Dr. Atwood goes to the specific issue of biologic plausibility in the hierarchy of evidence as it applies to homeopathy. I actually agree with those who are suspicious of biologic plausibility arguments, since smart people can make almost anything sound biologically plausible. Dr. Atwood focuses more on biologic implausibility and I tend to find these arguments more compelling on average. In the case of homeopathy, he argues, it would be pointless and a waste of resources to perform RCTs examining homeopathic remedies. This is a fair point, since if homeopathy is true than our understanding of chemistry and physics is incorrect; thus it would require extreme levels of proof before we should begin to entertain the notion that a homeopathic preparation could be of benefit.
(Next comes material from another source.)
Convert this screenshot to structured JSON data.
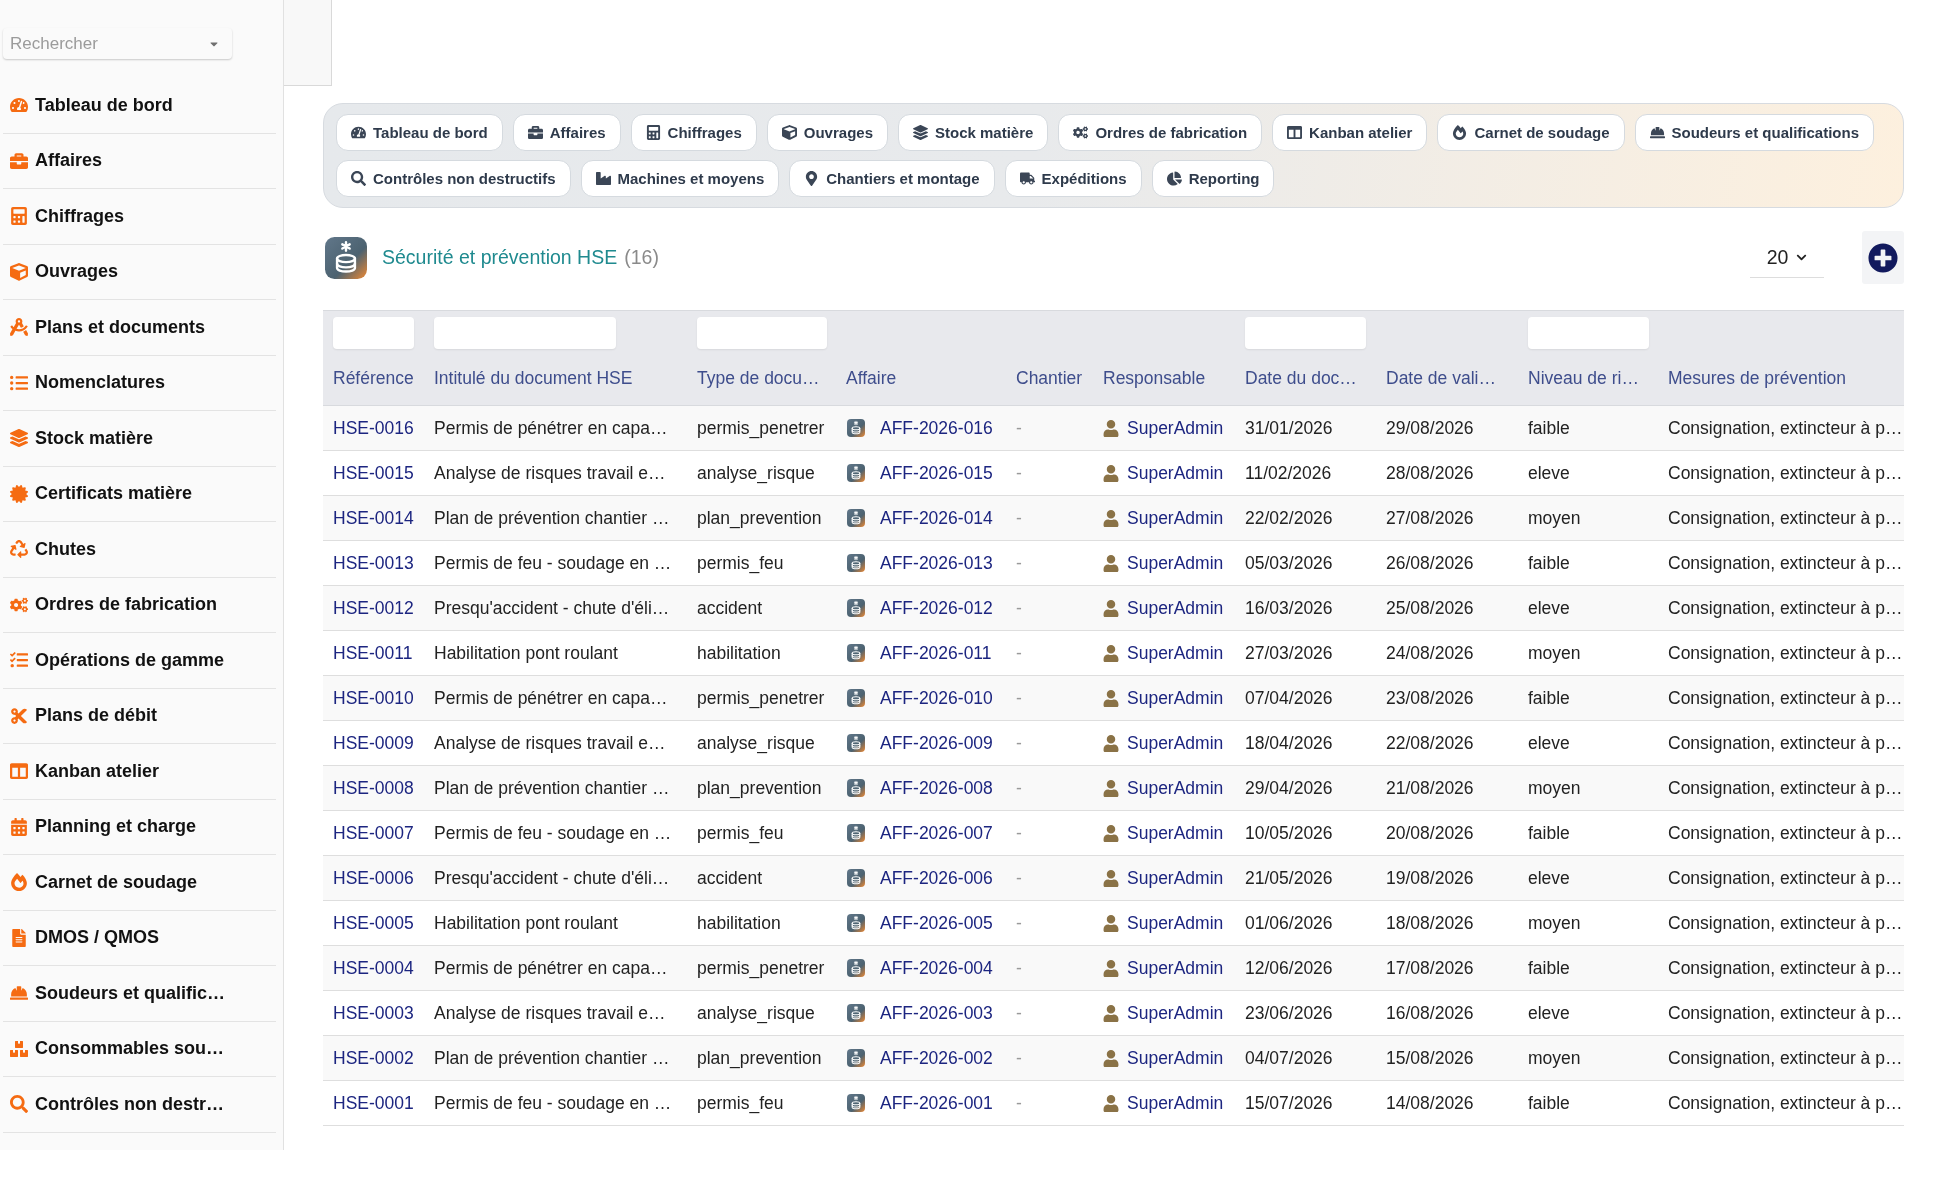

(I plan to write a future post about the burdens placed on the scientific medicine community by people who promote unproven remedies; valuable resources must then often be spent to prove the lack of benefit of the now widely popular yet worthless preparations and interventions.)
EBM and GRADE
Given what I've written you might conclude that I lean toward the anti-EBM camp. As mentioned, that's likely where I would have placed myself a few years ago. In the interim, though, I've started working with the GRADE group and in particular with Gordon Guyatt.
Through these interactions, I've come to realize that when a really smart and thoughtful clinician like Dr. Guyatt discusses EBM, the above problems and concerns mostly go away. For instance, GRADE recognizes the importance of randomized trials, but also that high quality evidence can be found in other places. The group works to formalize what might lead rational clinicians to conclude they have high quality evidence, and while I don't agree with GRADE 100% of the time, my disagreements mostly involve some edge cases that really don't arise very often.
And since Dr. Guyatt is generally credited with inventing the term EBM, it's hard to dismiss his interpretation as being unrepresentative of true EBM. Instead, I've come to believe that most of the people who have interpreted and disseminated "EBM" lacked either the clinical understanding or the epidemiologic knowledge to communicate a fair representation of EBM to the clinical world.
I'd encourage those who find themselves troubled by aspects of EBM to spend some time looking at what the GRADE Working Group is doing. Even better, if you have the chance to interact with Gordon Guyatt at one of his courses or lectures, jump at the opportunity. You likely will feel differently about EBM for having done so.